Falls are the leading cause of injury-related hospitalizations among Canadian seniors (1) and 20% to 30% of people aged 65 and older suffer serious falls each year (2). Furthermore, older adults who fall once are more likely to fall again (2). Those are startling statistics and they represent a lot of injured people whose quality of life is also likely to take a nosedive.
You don’t have to be one of them!
Maybe you’ve already made some changes to your home environment such as installing handrails and grab bars, improving lighting and removing items that can be a tripping hazard. That’s wise, but don’t stop there. Research shows these three simple changes to your physical health can also help you stay steady on your feet. Click on the links for details about the research.
1. Build your strength
As we age our bodies often lose muscle mass and strength (a condition called sarcopenia) and the resulting weakness – particularly in the legs – is what makes us more likely to fall. But we can fight back by getting regular physical exercise that includes weight bearing activities to build and strengthen muscles.
One approach supported by research evidence is “high intensity progressive resistance strength training" (3). It’s not as complicated as it sounds: simply start exercising with a weight that is difficult but doable and increase the weight as it becomes easier.
Many different types of exercise are beneficial for building muscle mass, including working out in the pool and with elastic resistance bands (4;5). Remember: the best type of exercise is one that you enjoy, as you are more likely to stick with it and see the benefits. What’s more, exercise can also be combined with other falls prevention strategies—such as education or doing an environmental assessment and removing tripping hazards—to prevent falls (6-9).
2. Find your balance
A loss of balance is also common in older age, another reason seniors are at higher risk of falling. Once again, exercise is the remedy. Movements designed to improve balance and flexibility – including Pilates and exercises using the Nintendo Wii – can help us stand firm, or recover quickly if we begin to lose our footing (10-12). Tai chi is also recommended for its various benefits including improving strength and balance through slow controlled movements (13).
3. Take stock of your pill cupboard
With age comes wisdom… and often a lot more pills. Prescription and over-the-counter drugs serve a purpose, but side effects such as dizziness, disorientation and sleepiness could cause people to stumble and fall (14). As well, seniors who take multiple medications are at higher risk of health complications from drug interactions.
A medication review with your doctor or pharmacist helps to assess the benefits and risks of prescribed drugs and may result in some drugs being “deprescribed.” This means backing off when doses are too high or stopping medications that are no longer needed (15).
4. Consider seeing a podiatrist
Be it issues with your shoes or feet, being mindful of your foot health is an important part of the falls prevention process. Podiatry care, specifically multicomponent care (e.g., podiatrist care with advice, information, exercises, and footwear and/or orthotics) and multifaceted care (e.g., risk assessment by a diverse team of professionals and a referral to a podiatrist) may reduce falls in older adults (16).
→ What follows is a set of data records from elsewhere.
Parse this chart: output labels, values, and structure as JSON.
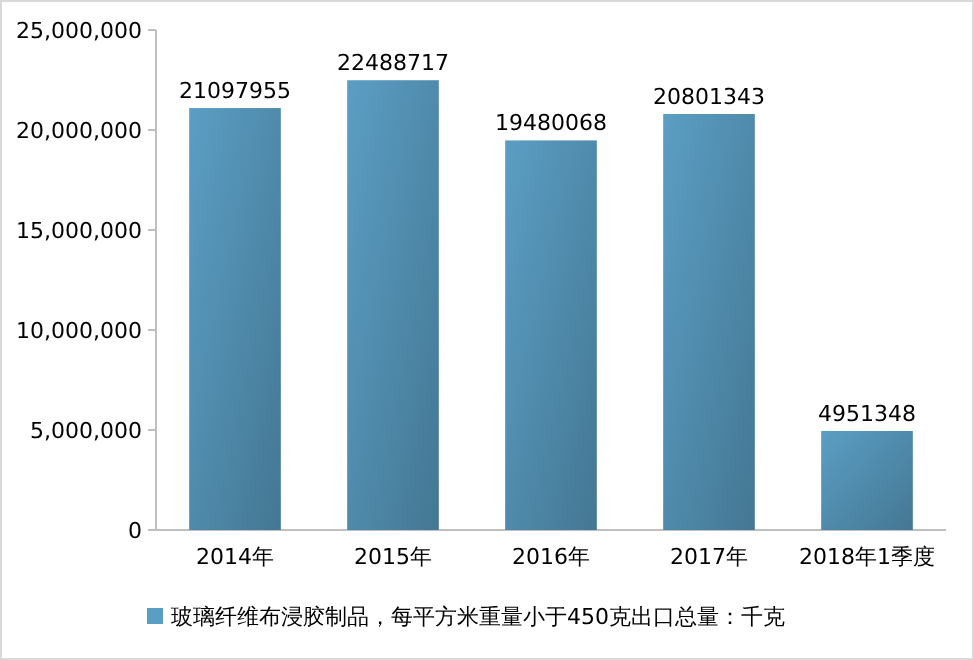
{
  "chart_data": {
    "type": "bar",
    "categories": [
      "2014年",
      "2015年",
      "2016年",
      "2017年",
      "2018年1季度"
    ],
    "series": [
      {
        "name": "玻璃纤维布浸胶制品，每平方米重量小于450克出口总量：千克",
        "color": "#5b9ec4",
        "values": [
          21097955,
          22488717,
          19480068,
          20801343,
          4951348
        ]
      }
    ],
    "ylim": [
      0,
      25000000
    ],
    "yticks": [
      {
        "value": 0,
        "label": "0"
      },
      {
        "value": 5000000,
        "label": "5,000,000"
      },
      {
        "value": 10000000,
        "label": "10,000,000"
      },
      {
        "value": 15000000,
        "label": "15,000,000"
      },
      {
        "value": 20000000,
        "label": "20,000,000"
      },
      {
        "value": 25000000,
        "label": "25,000,000"
      }
    ],
    "data_labels": true,
    "grid": false,
    "legend": "bottom"
  }
}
Failure (to move) is not an option!
Many older adults believe the best way to protect themselves from falling and getting hurt is by stopping some or all of their physical activities. That might seem like a safe and sensible solution but it’s flawed for a few reasons. The less you move and exercise, the weaker and more frail you become, which increases your risk of falling. And life can end up being pretty dull for people who don’t get out much.
Instead, examine your exercise and other lifestyle routines and make some changes if necessary. It’s never too late – or too early – to work on making yourself more sure-footed and able to resist falls so you can get out and about with confidence.